Había diseñado reproducciones en cobre recubierto en oro de las Tablas de la Ley, que se elevaban sobre el arca, crudamente iluminadas contra el oscuro ladrillo por la llama eterna.

En el piso superior, las aulas de la escuela hebrea estaban pintadas en cálidos tonos apastelados, con salpicaduras, por doquier, de colores suaves. Las paredes exteriores de cada aula eran de vidrio deslizante para aprovechar mejor la luz y disfrutar de una mayor ventilación, con un enrejado exterior de finos bloques de hormigón para mantener a los niños dentro y evitar que entrara el resplandor del sol.

Un grupo de viejos pinos que se alzaba en las inmediaciones fue convertido en bosquecillo de meditación, y Di Napoli había diseñado una sukká permanente, que fue erigida detrás del edificio del templo, no lejos de la gran roca.

Harold Elkins, que estaba haciendo los preparativos para emprender una segunda luna de miel en el Mediterráneo con su mujer de cabellos castaños, anunció que había adquirido una obra de Chagall, que regalaría al templo.

Las mujeres de la hermandad femenina empezaron a hacer planes para una colecta independiente: recaudar dinero para un bronce de Lipchitz con destino al nuevo césped.

Tras un mínimo de educado regateo por ambas partes, el edificio del viejo templo fue vendido a los Caballeros de Colón por setenta y cinco mil dólares, y tanto el vendedor como el comprador terminaron las negociaciones altamente complacidos. La venta debería haber producido un superávit en los fondos del comité correspondiente, pero éste se vio obligado a enfrentarse con el hecho de que, aunque Archibald S. Kahners había reunido multitud de ofertas, el recibir los pagos que hiciese honor a tales promesas era cosa muy distinta. Las repetidas cartas cursadas al efecto obtuvieron escasa respuesta de los que no habían pagado enseguida.

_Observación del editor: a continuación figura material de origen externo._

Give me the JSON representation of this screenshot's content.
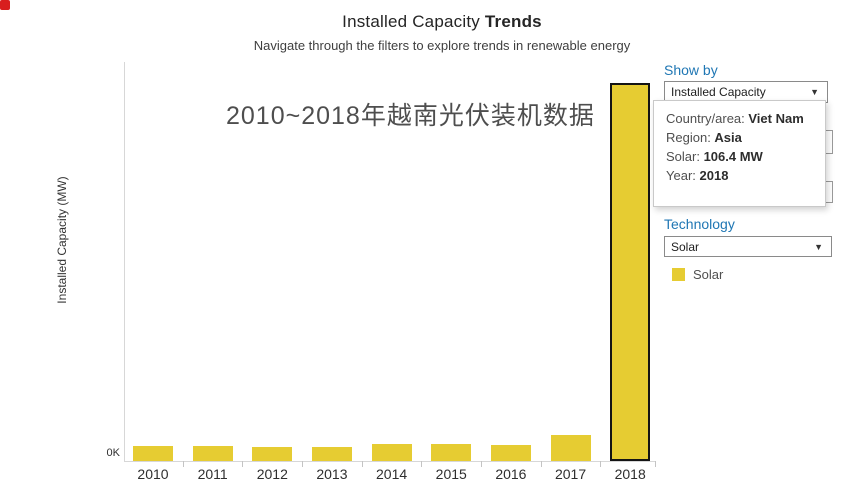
{
  "header": {
    "title_regular": "Installed Capacity ",
    "title_bold": "Trends",
    "subtitle": "Navigate through the filters to explore trends in renewable energy"
  },
  "chart_annotation": "2010~2018年越南光伏装机数据",
  "chart_data": {
    "type": "bar",
    "title": "Installed Capacity Trends",
    "categories": [
      "2010",
      "2011",
      "2012",
      "2013",
      "2014",
      "2015",
      "2016",
      "2017",
      "2018"
    ],
    "values": [
      4.2,
      4.2,
      4.0,
      4.0,
      4.7,
      4.7,
      4.5,
      7.3,
      106.4
    ],
    "unit": "MW",
    "series_name": "Solar",
    "xlabel": "",
    "ylabel": "Installed Capacity (MW)",
    "y_axis_tick_label": "0K",
    "ylim": [
      0,
      107
    ],
    "grid": false,
    "bar_color": "#e6cc32",
    "selected_category": "2018",
    "selected_border_color": "#141414",
    "legend_position": "right"
  },
  "tooltip": {
    "lines": [
      {
        "label": "Country/area: ",
        "value": "Viet Nam"
      },
      {
        "label": "Region: ",
        "value": "Asia"
      },
      {
        "label": "Solar: ",
        "value": "106.4 MW"
      },
      {
        "label": "Year: ",
        "value": "2018"
      }
    ]
  },
  "filters": {
    "show_by": {
      "label": "Show by",
      "value": "Installed Capacity"
    },
    "technology": {
      "label": "Technology",
      "value": "Solar"
    }
  },
  "legend": {
    "items": [
      {
        "label": "Solar",
        "color": "#e6cc32"
      }
    ]
  },
  "colors": {
    "accent_blue": "#2077b4",
    "bar_yellow": "#e6cc32",
    "axis_gray": "#d7d7d7"
  }
}
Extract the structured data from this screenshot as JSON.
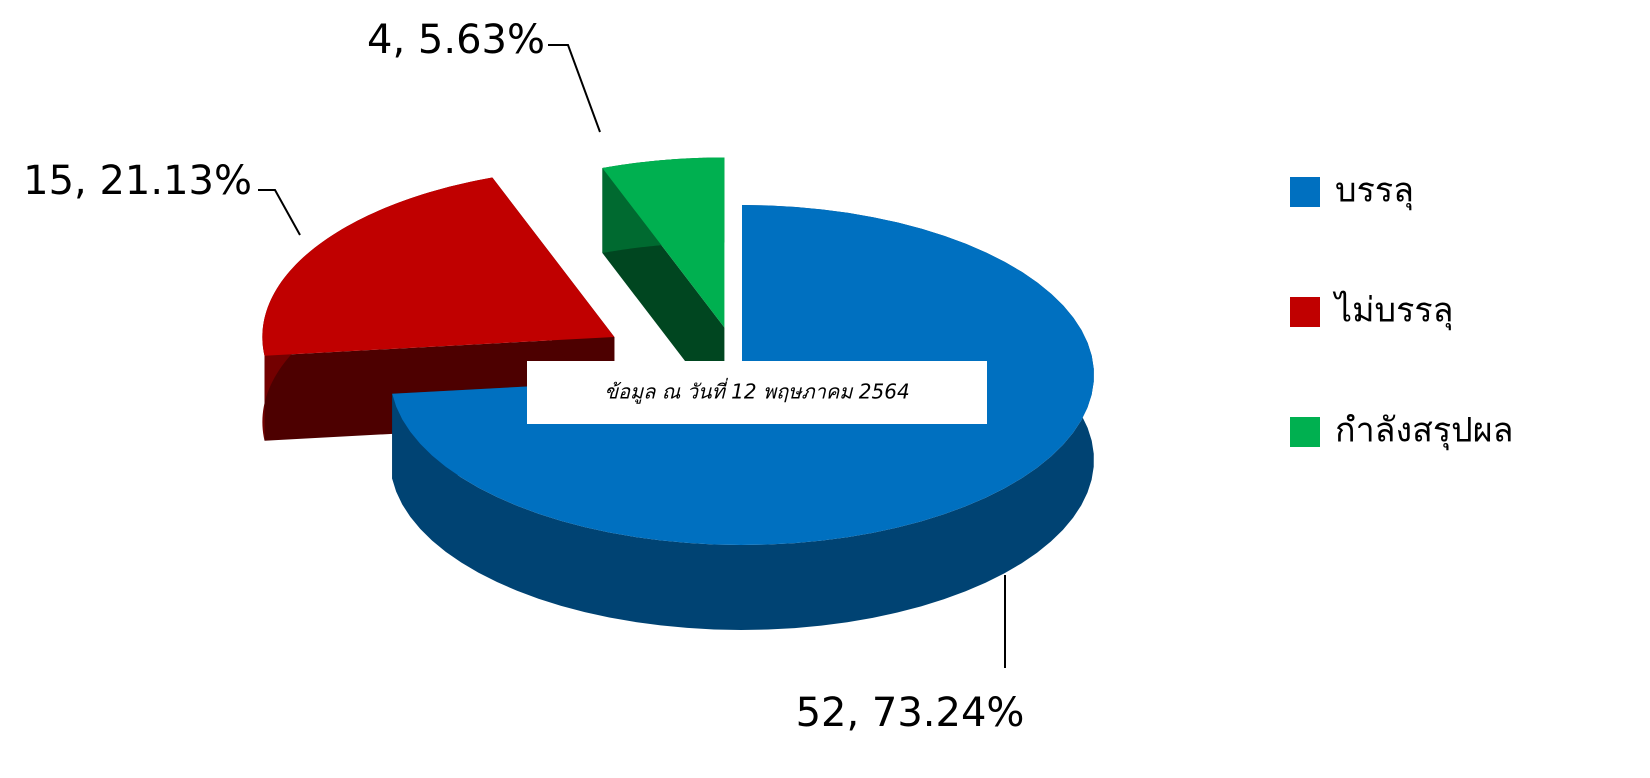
{
  "chart_data": {
    "type": "pie3d",
    "categories": [
      "บรรลุ",
      "ไม่บรรลุ",
      "กำลังสรุปผล"
    ],
    "values": [
      52,
      15,
      4
    ],
    "value_labels": [
      "52, 73.24%",
      "15, 21.13%",
      "4, 5.63%"
    ],
    "colors": [
      "#0070c0",
      "#c00000",
      "#00b050"
    ],
    "legend": "right",
    "annotation": "ข้อมูล ณ  วันที่ 12 พฤษภาคม 2564"
  }
}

Por fin, Sommers se volvió al rabino. Dio a Michael una lista de las familias que no habían dado cumplimiento a sus promesas o que no habían prometido nada en absoluto.

—Si usted quisiera visitarlas… —sugirió con delicadeza.

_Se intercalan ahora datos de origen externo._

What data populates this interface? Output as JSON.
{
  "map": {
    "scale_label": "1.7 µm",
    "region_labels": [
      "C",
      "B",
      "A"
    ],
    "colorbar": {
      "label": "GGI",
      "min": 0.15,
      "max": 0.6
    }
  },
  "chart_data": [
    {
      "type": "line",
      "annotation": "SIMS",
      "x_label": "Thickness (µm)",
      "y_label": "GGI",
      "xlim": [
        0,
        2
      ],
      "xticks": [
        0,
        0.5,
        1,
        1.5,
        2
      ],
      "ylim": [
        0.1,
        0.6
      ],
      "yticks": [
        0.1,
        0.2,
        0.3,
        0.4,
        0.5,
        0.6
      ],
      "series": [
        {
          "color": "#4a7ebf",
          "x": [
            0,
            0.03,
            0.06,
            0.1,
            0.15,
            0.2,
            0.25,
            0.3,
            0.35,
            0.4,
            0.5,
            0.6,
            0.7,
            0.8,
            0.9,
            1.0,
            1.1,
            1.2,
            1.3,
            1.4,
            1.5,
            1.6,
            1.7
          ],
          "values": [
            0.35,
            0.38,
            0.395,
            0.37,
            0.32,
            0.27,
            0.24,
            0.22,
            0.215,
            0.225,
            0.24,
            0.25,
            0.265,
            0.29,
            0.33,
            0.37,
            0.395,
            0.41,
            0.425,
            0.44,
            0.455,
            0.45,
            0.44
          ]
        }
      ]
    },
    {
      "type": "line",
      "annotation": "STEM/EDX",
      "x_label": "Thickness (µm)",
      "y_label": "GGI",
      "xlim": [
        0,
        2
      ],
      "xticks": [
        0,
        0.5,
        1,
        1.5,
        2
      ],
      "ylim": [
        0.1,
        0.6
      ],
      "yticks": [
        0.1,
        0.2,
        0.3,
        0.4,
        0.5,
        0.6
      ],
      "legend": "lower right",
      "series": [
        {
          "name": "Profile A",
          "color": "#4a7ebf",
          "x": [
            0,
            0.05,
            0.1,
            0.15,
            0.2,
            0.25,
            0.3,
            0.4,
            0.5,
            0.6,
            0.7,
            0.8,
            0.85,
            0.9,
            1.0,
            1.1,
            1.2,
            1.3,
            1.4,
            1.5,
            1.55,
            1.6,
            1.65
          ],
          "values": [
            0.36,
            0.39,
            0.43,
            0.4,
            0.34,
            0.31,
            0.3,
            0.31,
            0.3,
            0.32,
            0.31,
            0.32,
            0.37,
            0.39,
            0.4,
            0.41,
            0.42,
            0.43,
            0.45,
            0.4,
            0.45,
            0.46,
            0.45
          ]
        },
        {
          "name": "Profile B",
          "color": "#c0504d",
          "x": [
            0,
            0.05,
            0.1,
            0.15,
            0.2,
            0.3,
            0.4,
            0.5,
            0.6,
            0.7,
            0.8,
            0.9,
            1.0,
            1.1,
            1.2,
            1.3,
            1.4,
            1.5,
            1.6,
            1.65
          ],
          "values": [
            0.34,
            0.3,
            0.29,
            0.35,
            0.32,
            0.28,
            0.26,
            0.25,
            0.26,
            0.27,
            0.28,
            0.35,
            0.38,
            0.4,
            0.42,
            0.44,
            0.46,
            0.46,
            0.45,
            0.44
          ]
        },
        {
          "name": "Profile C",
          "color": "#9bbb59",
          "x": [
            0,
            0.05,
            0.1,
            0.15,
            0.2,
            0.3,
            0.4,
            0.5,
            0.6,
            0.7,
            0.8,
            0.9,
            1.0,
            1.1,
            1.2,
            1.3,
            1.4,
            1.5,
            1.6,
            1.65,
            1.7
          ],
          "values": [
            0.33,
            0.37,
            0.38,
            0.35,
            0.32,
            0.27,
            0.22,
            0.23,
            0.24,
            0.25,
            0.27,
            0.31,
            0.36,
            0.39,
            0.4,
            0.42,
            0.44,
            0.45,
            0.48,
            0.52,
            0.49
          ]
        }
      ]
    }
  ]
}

Michael se quedó mirando a la lista, como si le desconcertara.

Era muy larga.

—Yo soy un rabino, no un cobrador —dijo.

—Desde luego, desde luego. Pero usted podría incluir estos nombres en su programa de visitas pastorales, sólo para recordarles que el templo conoce su existencia. Una discreta insinuación.

Sommers, por su parte, hacía insinuaciones. Después de todo, Michael había escrito un artículo indicando que él había sido llamado a Emeth en calidad, sobre todo, de «rabino de edificación». Y ahora necesitaban su ayuda para convertir en realidad el edificio.

Guardó la lista.

El primer nombre que figuraba en ella era Samuel A. Abelson. Cuando visitó a los Abelson, encontró cuatro niños pequeños, dos de ellos con un fuerte resfriado. Vivían en un apartamento sin muebles. Su madre, de veintidós años, había sido abandonada por su marido tres semanas antes. Había muy pocos alimentos en la casa, que olía muy mal. Comunicó el nombre y la dirección al director de la agencia familiar judía, el cual prometió enviar una asistenta social aquella misma tarde.